Une assemblée de poète.sse.s civiques — Fondation Kadist
Car il s’agit bien, à travers ce projet d’exposition, de repenser la réunion de deux dimensions trop opportunément opposées pour ne pas en déceler l’intrication essentielle ; la poésie et l’action concrète. Au cœur d’une présentation sobre et soignée pensée jusqu’à l’invention d’un mobilier léger et accueillant, la fondation propose une exposition extrêmement riche qui fait de l’écriture le centre névralgique de nos places dans le monde. Donnant autant à entendre qu’à voir, à lire, la dimension poétique se découvre en acte et en action, celui du poète et celle de l’auditeur. Car entendre et accueillir la poésie pour ce qu’elle est constitue bien un engagement, un déplacement nécessaire face aux logiques de force intensives qui courent derrière l’innocence apparente d’une société de communication.
Dans la forme studieuse de la présentation, c’est ainsi le geste, la marque imprimée dans l’espace qui constitue le nœud de l’engagement. Plus encore donc que l’écrit en tant qu’objet, cette assemblée parvient à mettre en lumière la question de l’écriture dans l’espace et de sa matérialisation dans et hors de son support.
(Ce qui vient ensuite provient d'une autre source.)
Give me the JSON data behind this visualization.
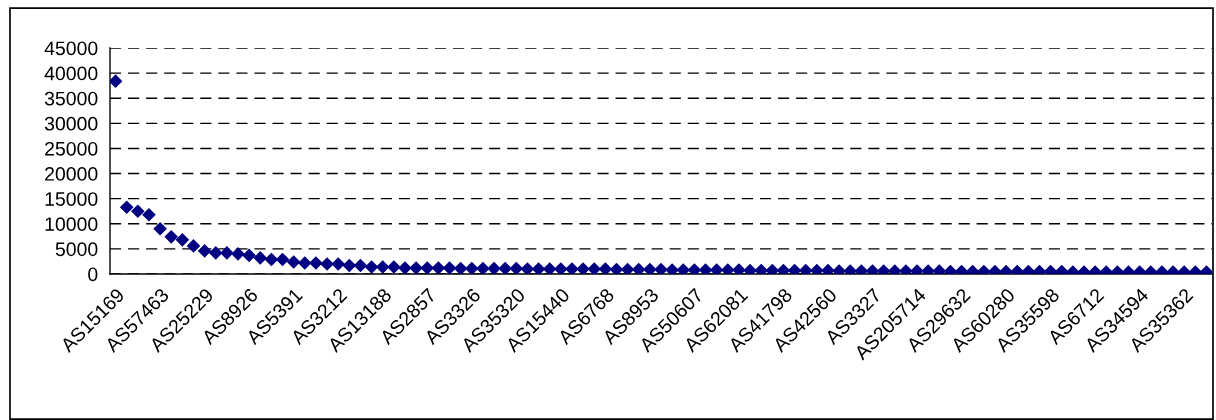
{
  "chart_data": {
    "type": "scatter",
    "categories": [
      "AS15169",
      null,
      null,
      null,
      "AS57463",
      null,
      null,
      null,
      "AS25229",
      null,
      null,
      null,
      "AS8926",
      null,
      null,
      null,
      "AS5391",
      null,
      null,
      null,
      "AS3212",
      null,
      null,
      null,
      "AS13188",
      null,
      null,
      null,
      "AS2857",
      null,
      null,
      null,
      "AS3326",
      null,
      null,
      null,
      "AS35320",
      null,
      null,
      null,
      "AS15440",
      null,
      null,
      null,
      "AS6768",
      null,
      null,
      null,
      "AS8953",
      null,
      null,
      null,
      "AS50607",
      null,
      null,
      null,
      "AS62081",
      null,
      null,
      null,
      "AS41798",
      null,
      null,
      null,
      "AS42560",
      null,
      null,
      null,
      "AS3327",
      null,
      null,
      null,
      "AS205714",
      null,
      null,
      null,
      "AS29632",
      null,
      null,
      null,
      "AS60280",
      null,
      null,
      null,
      "AS35598",
      null,
      null,
      null,
      "AS6712",
      null,
      null,
      null,
      "AS34594",
      null,
      null,
      null,
      "AS35362",
      null,
      null
    ],
    "series": [
      {
        "color": "#000080",
        "values": [
          38400,
          13300,
          12500,
          11800,
          9000,
          7400,
          6800,
          5600,
          4600,
          4200,
          4200,
          4000,
          3700,
          3200,
          2900,
          2900,
          2400,
          2200,
          2200,
          2000,
          2000,
          1700,
          1700,
          1400,
          1400,
          1400,
          1200,
          1200,
          1200,
          1200,
          1200,
          1100,
          1100,
          1100,
          1100,
          1100,
          1100,
          1000,
          1000,
          1000,
          1000,
          1000,
          1000,
          1000,
          1000,
          900,
          900,
          900,
          900,
          900,
          800,
          800,
          800,
          800,
          800,
          800,
          800,
          700,
          700,
          700,
          700,
          700,
          700,
          700,
          700,
          600,
          600,
          600,
          600,
          600,
          600,
          600,
          600,
          600,
          600,
          500,
          500,
          500,
          500,
          500,
          500,
          500,
          500,
          500,
          500,
          500,
          400,
          400,
          400,
          400,
          400,
          400,
          400,
          400,
          400,
          400,
          400,
          400,
          400
        ]
      }
    ],
    "ylim": [
      0,
      45000
    ],
    "yticks": [
      0,
      5000,
      10000,
      15000,
      20000,
      25000,
      30000,
      35000,
      40000,
      45000
    ],
    "grid": "y",
    "marker": "diamond",
    "legend": false
  }
}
Loin de s’attacher à la seule dimension onirique ou symbolique de la poésie, Une assemblée de poète.sse.s civiques met en lumière la relation directe de la force poétique d’un œuvre dans son présent, à travers notamment la grande installation de Bouchra Khalili qui revient sur la figure de Jean Genet et la place qu’il occupe dans des combats sociétaux. On redécouvre avec bonheur le voyage et l’engagement du poète auprès des Black Panthers, retracé ici dans une cartographie historique qui compile archives et mises en perspective.
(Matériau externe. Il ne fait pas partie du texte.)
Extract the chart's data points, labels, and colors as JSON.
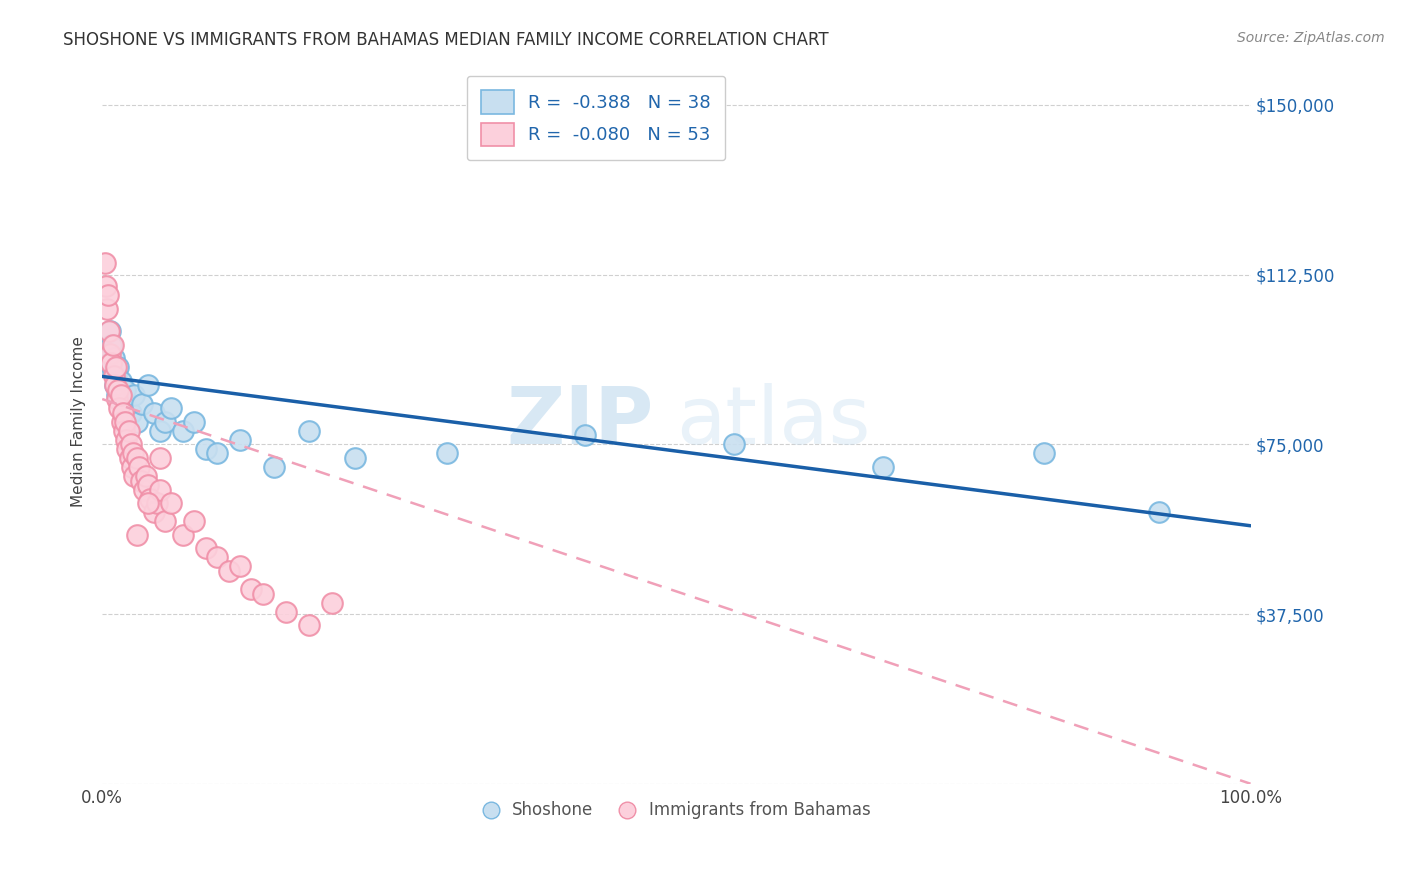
{
  "title": "SHOSHONE VS IMMIGRANTS FROM BAHAMAS MEDIAN FAMILY INCOME CORRELATION CHART",
  "source": "Source: ZipAtlas.com",
  "ylabel": "Median Family Income",
  "xlim": [
    0,
    1.0
  ],
  "ylim": [
    0,
    160000
  ],
  "yticks": [
    0,
    37500,
    75000,
    112500,
    150000
  ],
  "ytick_labels": [
    "",
    "$37,500",
    "$75,000",
    "$112,500",
    "$150,000"
  ],
  "xticks": [
    0,
    0.2,
    0.4,
    0.6,
    0.8,
    1.0
  ],
  "xtick_labels": [
    "0.0%",
    "",
    "",
    "",
    "",
    "100.0%"
  ],
  "background_color": "#ffffff",
  "grid_color": "#d0d0d0",
  "watermark_zip": "ZIP",
  "watermark_atlas": "atlas",
  "legend_r1": "-0.388",
  "legend_n1": "38",
  "legend_r2": "-0.080",
  "legend_n2": "53",
  "blue_edge_color": "#7ab8e0",
  "pink_edge_color": "#f090a8",
  "blue_fill_color": "#c8dff0",
  "pink_fill_color": "#fcd0dc",
  "blue_line_color": "#1a5fa8",
  "pink_line_color": "#f0a0b8",
  "shoshone_x": [
    0.004,
    0.006,
    0.007,
    0.008,
    0.009,
    0.01,
    0.011,
    0.012,
    0.013,
    0.014,
    0.015,
    0.016,
    0.018,
    0.02,
    0.022,
    0.025,
    0.028,
    0.03,
    0.035,
    0.04,
    0.045,
    0.05,
    0.055,
    0.06,
    0.07,
    0.08,
    0.09,
    0.1,
    0.12,
    0.15,
    0.18,
    0.22,
    0.3,
    0.42,
    0.55,
    0.68,
    0.82,
    0.92
  ],
  "shoshone_y": [
    95000,
    93000,
    100000,
    97000,
    91000,
    94000,
    88000,
    90000,
    86000,
    92000,
    85000,
    89000,
    84000,
    87000,
    83000,
    82000,
    86000,
    80000,
    84000,
    88000,
    82000,
    78000,
    80000,
    83000,
    78000,
    80000,
    74000,
    73000,
    76000,
    70000,
    78000,
    72000,
    73000,
    77000,
    75000,
    70000,
    73000,
    60000
  ],
  "bahamas_x": [
    0.002,
    0.003,
    0.004,
    0.005,
    0.006,
    0.007,
    0.008,
    0.009,
    0.01,
    0.011,
    0.012,
    0.013,
    0.014,
    0.015,
    0.016,
    0.017,
    0.018,
    0.019,
    0.02,
    0.021,
    0.022,
    0.023,
    0.024,
    0.025,
    0.026,
    0.027,
    0.028,
    0.03,
    0.032,
    0.034,
    0.036,
    0.038,
    0.04,
    0.042,
    0.045,
    0.048,
    0.05,
    0.055,
    0.06,
    0.07,
    0.08,
    0.09,
    0.1,
    0.11,
    0.12,
    0.13,
    0.14,
    0.16,
    0.18,
    0.2,
    0.03,
    0.04,
    0.05
  ],
  "bahamas_y": [
    115000,
    110000,
    105000,
    108000,
    100000,
    95000,
    93000,
    97000,
    90000,
    88000,
    92000,
    85000,
    87000,
    83000,
    86000,
    80000,
    82000,
    78000,
    80000,
    76000,
    74000,
    78000,
    72000,
    75000,
    70000,
    73000,
    68000,
    72000,
    70000,
    67000,
    65000,
    68000,
    66000,
    63000,
    60000,
    62000,
    65000,
    58000,
    62000,
    55000,
    58000,
    52000,
    50000,
    47000,
    48000,
    43000,
    42000,
    38000,
    35000,
    40000,
    55000,
    62000,
    72000
  ],
  "shoshone_trend_x": [
    0.0,
    1.0
  ],
  "shoshone_trend_y": [
    90000,
    57000
  ],
  "bahamas_trend_x": [
    0.0,
    1.0
  ],
  "bahamas_trend_y": [
    85000,
    0
  ]
}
En aucun cas donc, la poésie ne se réduit à une « illustration » ou à un « ornement » esthétique de la lutte mais, au contraire, par la pensée, la métrique, la systématique de son invention, transforme celui qui la pratique en observateur sensible d’un monde où les gestes ne sont qu’éphémères et en aucun sens moins importants.
Reprenant les mots de Pasolini, les artistes présentés ici usent de tous les médiums (dessin, film, performance, exploration d’archives, installation sonore) pour entrouvrir, à travers la langue, la possibilité d’informer le monde en en perturbant les formes. Le poète n’est-il pas celui qui impose à l’image, au mot et au son un système qui les agence et les formalise dans une temporalité alternative ? Celle de la transmission, de l’échange, dans la solitude de la lecture ou le brouhaha de l’intervention publique. Là, la parole, le texte déroulent la singularité de leur rythme et tranchent l’évidence du monde qui nous entoure en installant une narration décalée qui en abstrait pour mieux l’embrasser par la suite.
À l’image là encore de cet îlot d’inventions où, concomitamment à la sélection d’œuvres, s’organise un cycle de projection impressionnant encourageant à revenir et à ne jamais considérer la visite comme la fin d’un propos qu’elle nous enjoint à prolonger.